Department of Biomedical Engineering, Knight Cancer Institute, Oregon Health and Science University; [Email]


Understanding the impact of the microenvironment on the phenotype of cells is a difficult problem due to the complex mixture of both soluble growth factors and matrix-associated proteins in the microenvironment in vivo. Furthermore, readily available reagents for the modeling of microenvironments in vitro typically utilize complex mixtures of proteins that are incompletely defined and suffer from batch to batch variability. The microenvironment microarray (MEMA) platform allows for the assessment of thousands of simple combinations of microenvironment proteins for their impact on cellular phenotypes in a single assay.
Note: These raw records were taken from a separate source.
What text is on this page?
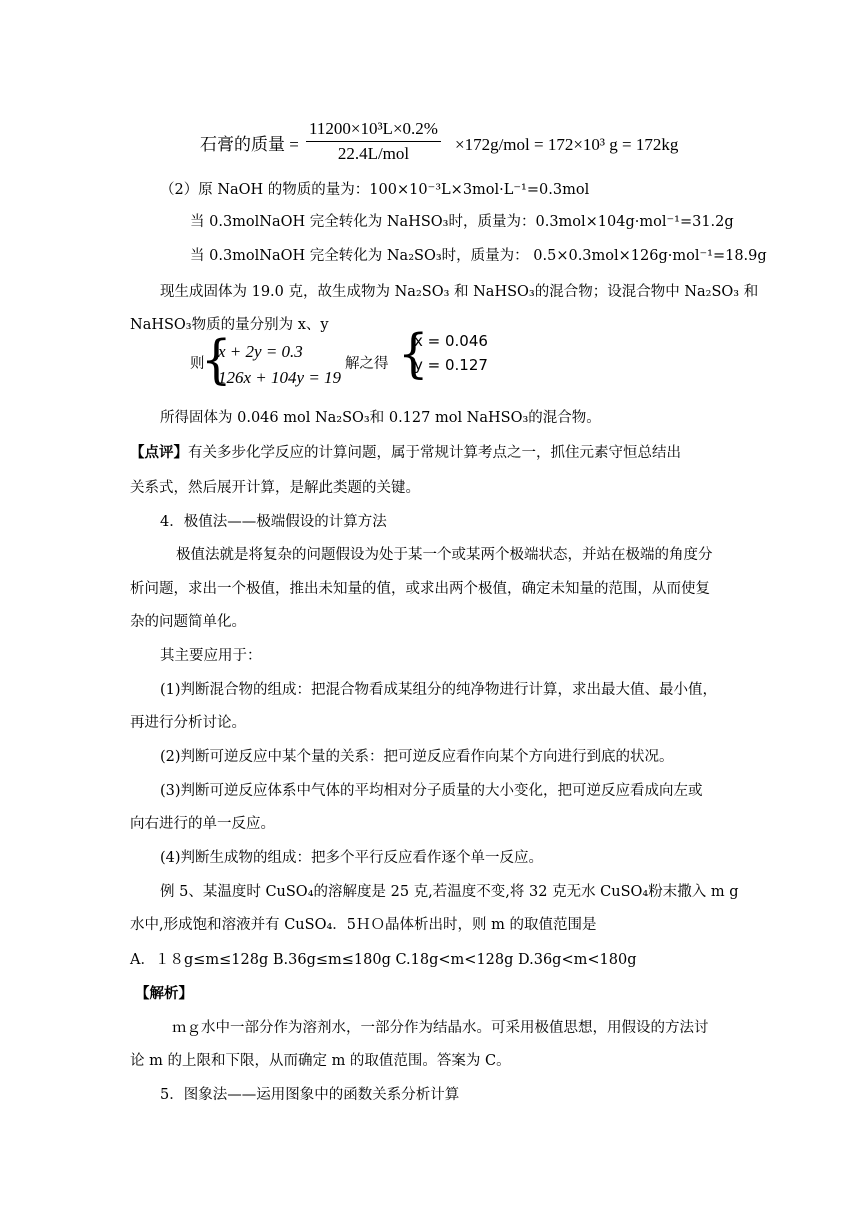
石膏的质量 =
11200×10³L×0.2%
22.4L/mol	×172g/mol = 172×10³ g = 172kg
（2）原 NaOH 的物质的量为：100×10⁻³L×3mol·L⁻¹=0.3mol
当 0.3molNaOH 完全转化为 NaHSO₃时，质量为：0.3mol×104g·mol⁻¹=31.2g
当 0.3molNaOH 完全转化为 Na₂SO₃时，质量为： 0.5×0.3mol×126g·mol⁻¹=18.9g
现生成固体为 19.0 克，故生成物为 Na₂SO₃ 和 NaHSO₃的混合物；设混合物中 Na₂SO₃ 和
NaHSO₃物质的量分别为 x、y
则
{
x + 2y = 0.3
126x + 104y = 19
解之得 {
x = 0.046
y = 0.127
所得固体为 0.046 mol Na₂SO₃和 0.127 mol NaHSO₃的混合物。
【点评】有关多步化学反应的计算问题，属于常规计算考点之一，抓住元素守恒总结出
关系式，然后展开计算，是解此类题的关键。
4．极值法——极端假设的计算方法
极值法就是将复杂的问题假设为处于某一个或某两个极端状态，并站在极端的角度分
析问题，求出一个极值，推出未知量的值，或求出两个极值，确定未知量的范围，从而使复
杂的问题简单化。
其主要应用于：
(1)判断混合物的组成：把混合物看成某组分的纯净物进行计算，求出最大值、最小值，
再进行分析讨论。
(2)判断可逆反应中某个量的关系：把可逆反应看作向某个方向进行到底的状况。
(3)判断可逆反应体系中气体的平均相对分子质量的大小变化，把可逆反应看成向左或
向右进行的单一反应。
(4)判断生成物的组成：把多个平行反应看作逐个单一反应。
例 5、某温度时 CuSO₄的溶解度是 25 克,若温度不变,将 32 克无水 CuSO₄粉末撒入 m g
水中,形成饱和溶液并有 CuSO₄．5ＨＯ晶体析出时，则 m 的取值范围是
A．１８g≤m≤128g B.36g≤m≤180g C.18g<m<128g D.36g<m<180g
【解析】
ｍｇ水中一部分作为溶剂水，一部分作为结晶水。可采用极值思想，用假设的方法讨
论 m 的上限和下限，从而确定 m 的取值范围。答案为 C。
5．图象法——运用图象中的函数关系分析计算
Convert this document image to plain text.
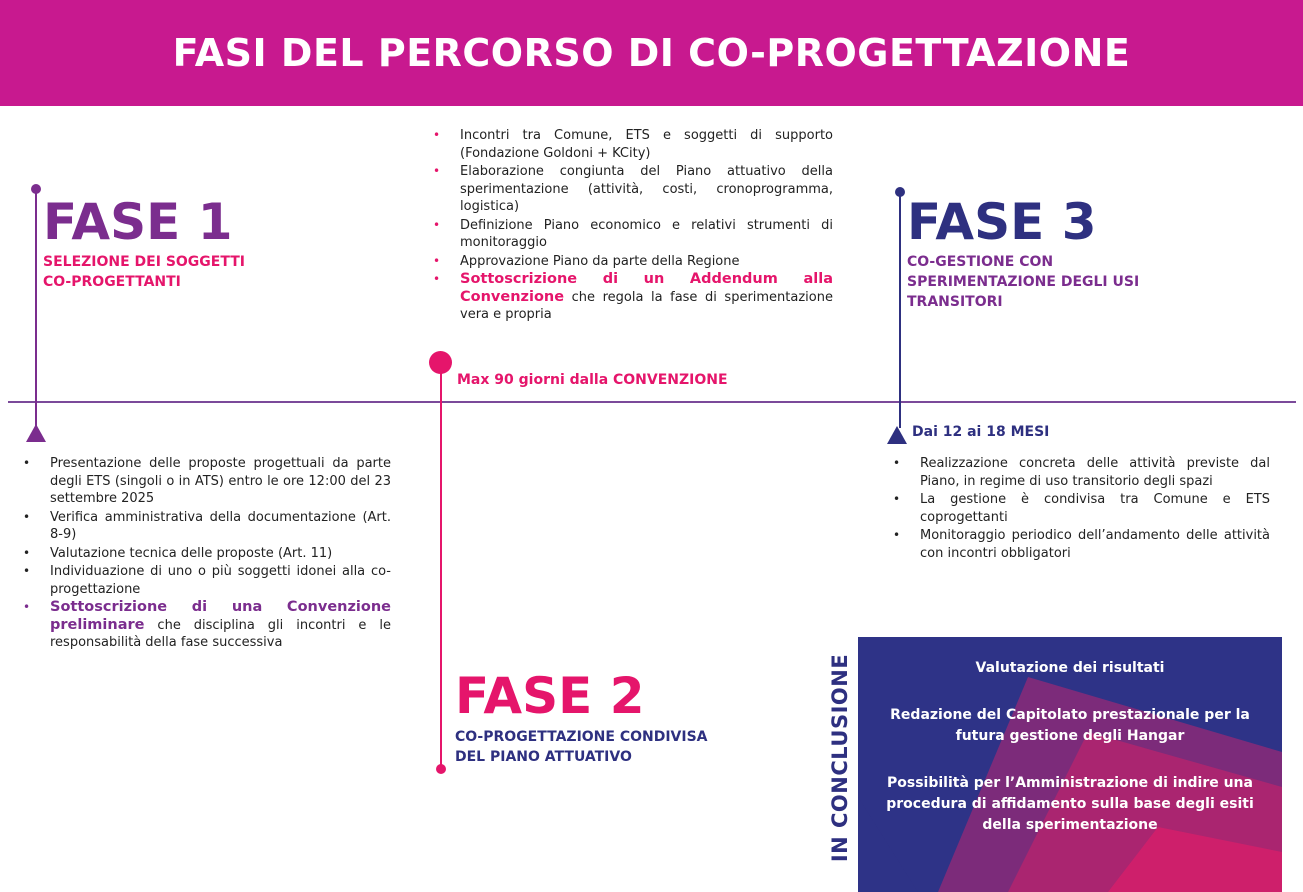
FASI DEL PERCORSO DI CO-PROGETTAZIONE
FASE 1

SELEZIONE DEI SOGGETTI
CO-PROGETTANTI

• Presentazione delle proposte progettuali da parte degli ETS (singoli o in ATS) entro le ore 12:00 del 23 settembre 2025
• Verifica amministrativa della documentazione (Art. 8-9)
• Valutazione tecnica delle proposte (Art. 11)
• Individuazione di uno o più soggetti idonei alla co-progettazione
• Sottoscrizione di una Convenzione preliminare che disciplina gli incontri e le responsabilità della fase successiva
• Incontri tra Comune, ETS e soggetti di supporto (Fondazione Goldoni + KCity)
• Elaborazione congiunta del Piano attuativo della sperimentazione (attività, costi, cronoprogramma, logistica)
• Definizione Piano economico e relativi strumenti di monitoraggio
• Approvazione Piano da parte della Regione
• Sottoscrizione di un Addendum alla Convenzione che regola la fase di sperimentazione vera e propria

Max 90 giorni dalla CONVENZIONE

FASE 2

CO-PROGETTAZIONE CONDIVISA
DEL PIANO ATTUATIVO

FASE 3

CO-GESTIONE CON
SPERIMENTAZIONE DEGLI USI
TRANSITORI

Dai 12 ai 18 MESI

• Realizzazione concreta delle attività previste dal Piano, in regime di uso transitorio degli spazi
• La gestione è condivisa tra Comune e ETS coprogettanti
• Monitoraggio periodico dell’andamento delle attività con incontri obbligatori
IN CONCLUSIONE	Valutazione dei risultati

Redazione del Capitolato prestazionale per la futura gestione degli Hangar

Possibilità per l’Amministrazione di indire una procedura di affidamento sulla base degli esiti della sperimentazione
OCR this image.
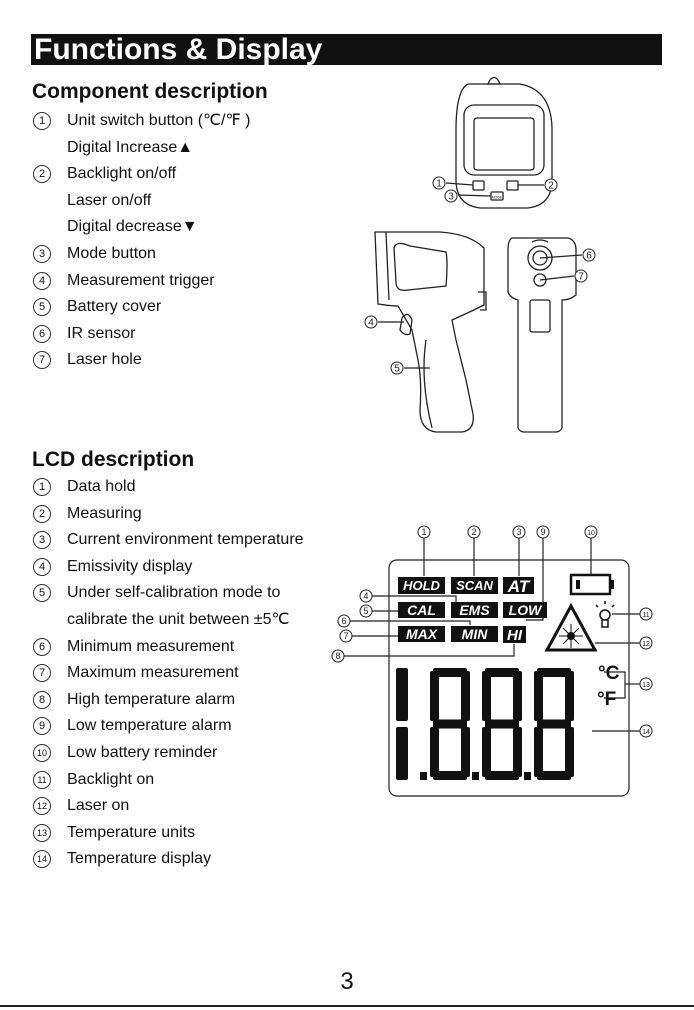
Functions & Display
Component description
1	Unit switch button (℃/℉ )
Digital Increase▲
2	Backlight on/off
Laser on/off
Digital decrease▼
3	Mode button
4	Measurement trigger
5	Battery cover
6	IR sensor
7	Laser hole
LCD description
1	Data hold
2	Measuring
3	Current environment temperature
4	Emissivity display
5	Under self-calibration mode to
calibrate the unit between ±5℃
6	Minimum measurement
7	Maximum measurement
8	High temperature alarm
9	Low temperature alarm
10 Low battery reminder
11 Backlight on
12 Laser on
13 Temperature units
14 Temperature display
1	2
3
4
5
6
7
MODE
HOLD SCAN AT
CAL EMS LOW
MAX MIN HI
°C
°F
1	2	3 9	10
4
5
6
7
8
11
12
13
14
3
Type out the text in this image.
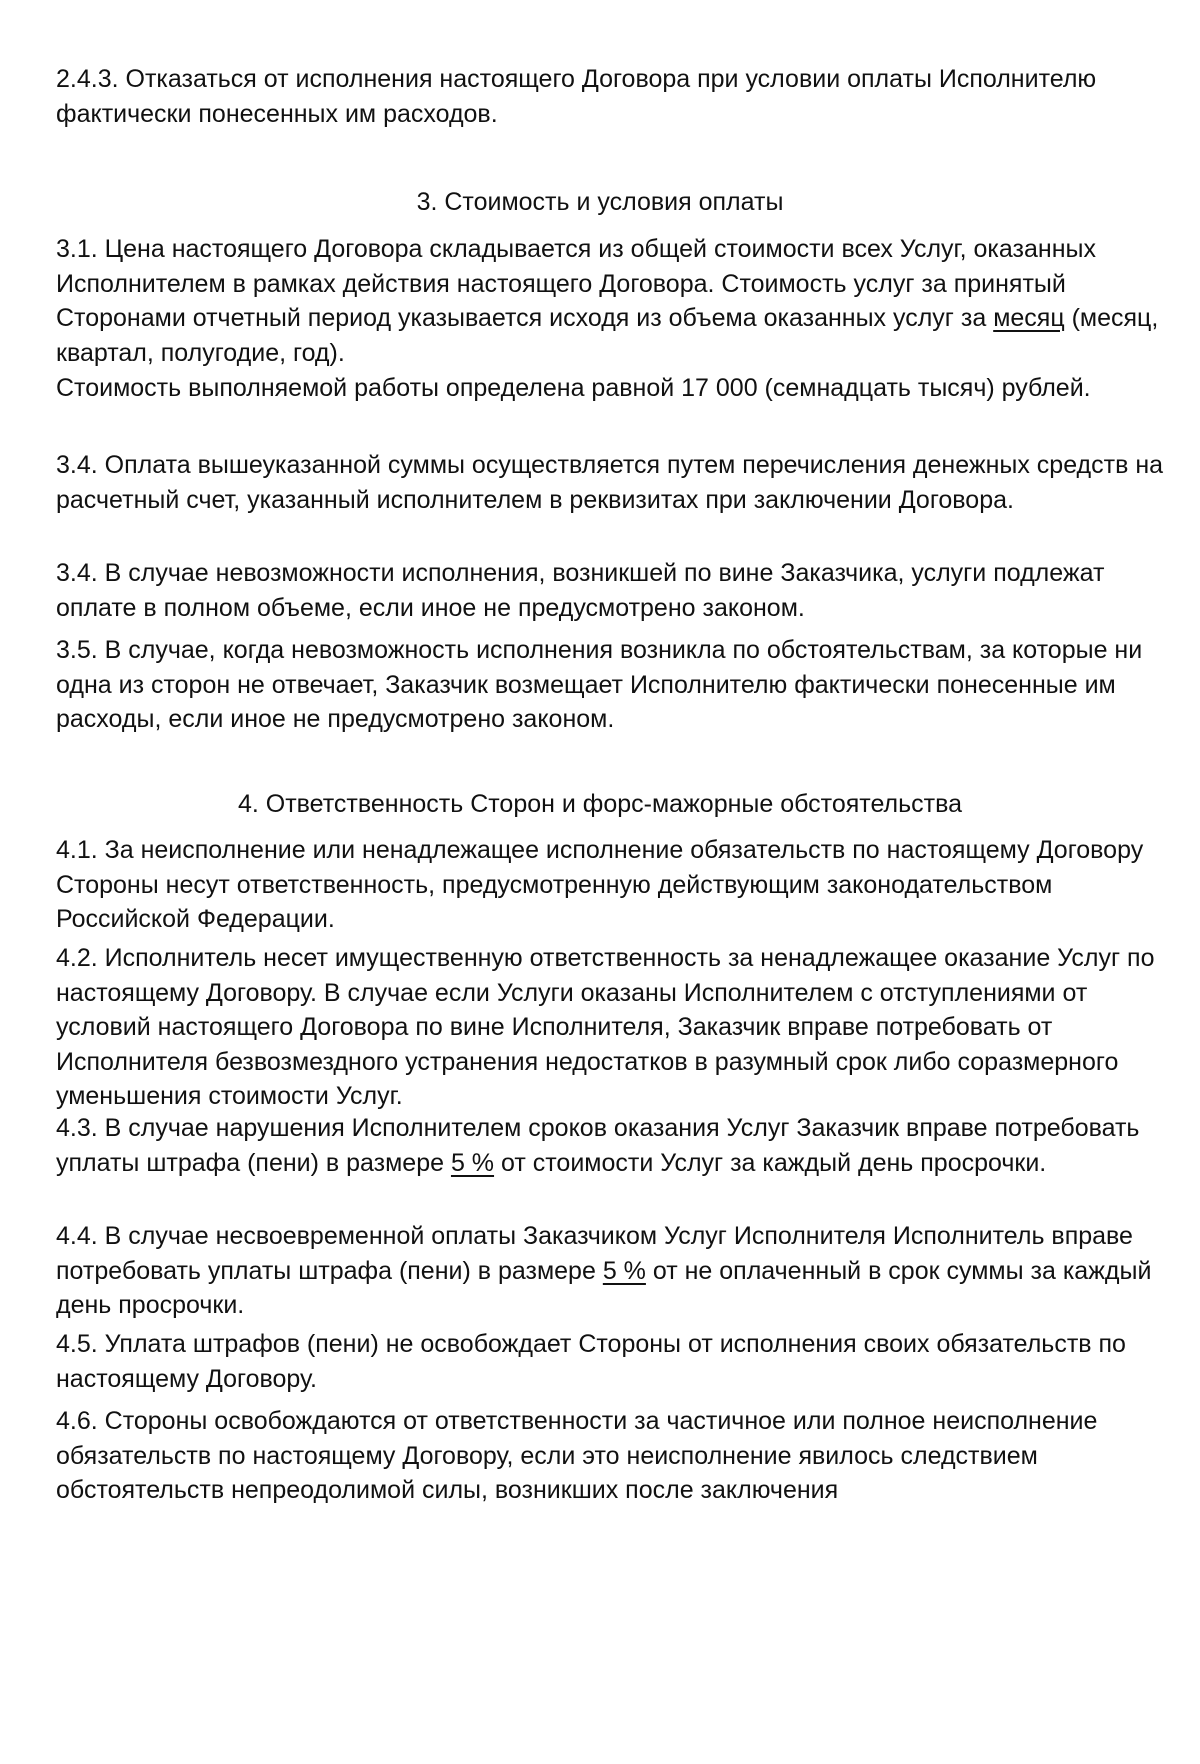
2.4.3. Отказаться от исполнения настоящего Договора при условии оплаты Исполнителю фактически понесенных им расходов.

3. Стоимость и условия оплаты

3.1. Цена настоящего Договора складывается из общей стоимости всех Услуг, оказанных Исполнителем в рамках действия настоящего Договора. Стоимость услуг за принятый Сторонами отчетный период указывается исходя из объема оказанных услуг за месяц (месяц, квартал, полугодие, год).

Стоимость выполняемой работы определена равной 17 000 (семнадцать тысяч) рублей.

3.4. Оплата вышеуказанной суммы осуществляется путем перечисления денежных средств на расчетный счет, указанный исполнителем в реквизитах при заключении Договора.

3.4. В случае невозможности исполнения, возникшей по вине Заказчика, услуги подлежат оплате в полном объеме, если иное не предусмотрено законом.

3.5. В случае, когда невозможность исполнения возникла по обстоятельствам, за которые ни одна из сторон не отвечает, Заказчик возмещает Исполнителю фактически понесенные им расходы, если иное не предусмотрено законом.

4. Ответственность Сторон и форс-мажорные обстоятельства

4.1. За неисполнение или ненадлежащее исполнение обязательств по настоящему Договору Стороны несут ответственность, предусмотренную действующим законодательством Российской Федерации.

4.2. Исполнитель несет имущественную ответственность за ненадлежащее оказание Услуг по настоящему Договору. В случае если Услуги оказаны Исполнителем с отступлениями от условий настоящего Договора по вине Исполнителя, Заказчик вправе потребовать от Исполнителя безвозмездного устранения недостатков в разумный срок либо соразмерного уменьшения стоимости Услуг.

4.3. В случае нарушения Исполнителем сроков оказания Услуг Заказчик вправе потребовать уплаты штрафа (пени) в размере 5 % от стоимости Услуг за каждый день просрочки.

4.4. В случае несвоевременной оплаты Заказчиком Услуг Исполнителя Исполнитель вправе потребовать уплаты штрафа (пени) в размере 5 % от не оплаченный в срок суммы за каждый день просрочки.

4.5. Уплата штрафов (пени) не освобождает Стороны от исполнения своих обязательств по настоящему Договору.

4.6. Стороны освобождаются от ответственности за частичное или полное неисполнение обязательств по настоящему Договору, если это неисполнение явилось следствием обстоятельств непреодолимой силы, возникших после заключения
The MEMAs are prepared in well plates, which allows the addition of individual ligands to separate wells containing arrayed extracellular matrix (ECM) proteins. The combination of the soluble ligand with each printed ECM forms a unique combination. A typical MEMA assay contains greater than 2,500 unique combinatorial microenvironments that cells are exposed to in a single assay. As a test case, the breast cancer cell line MCF7 was plated on the MEMA platform. Analysis of this assay identified factors that both enhance and inhibit the growth and proliferation of these cells. The MEMA platform is highly flexible and can be extended for use with other biological questions beyond cancer research.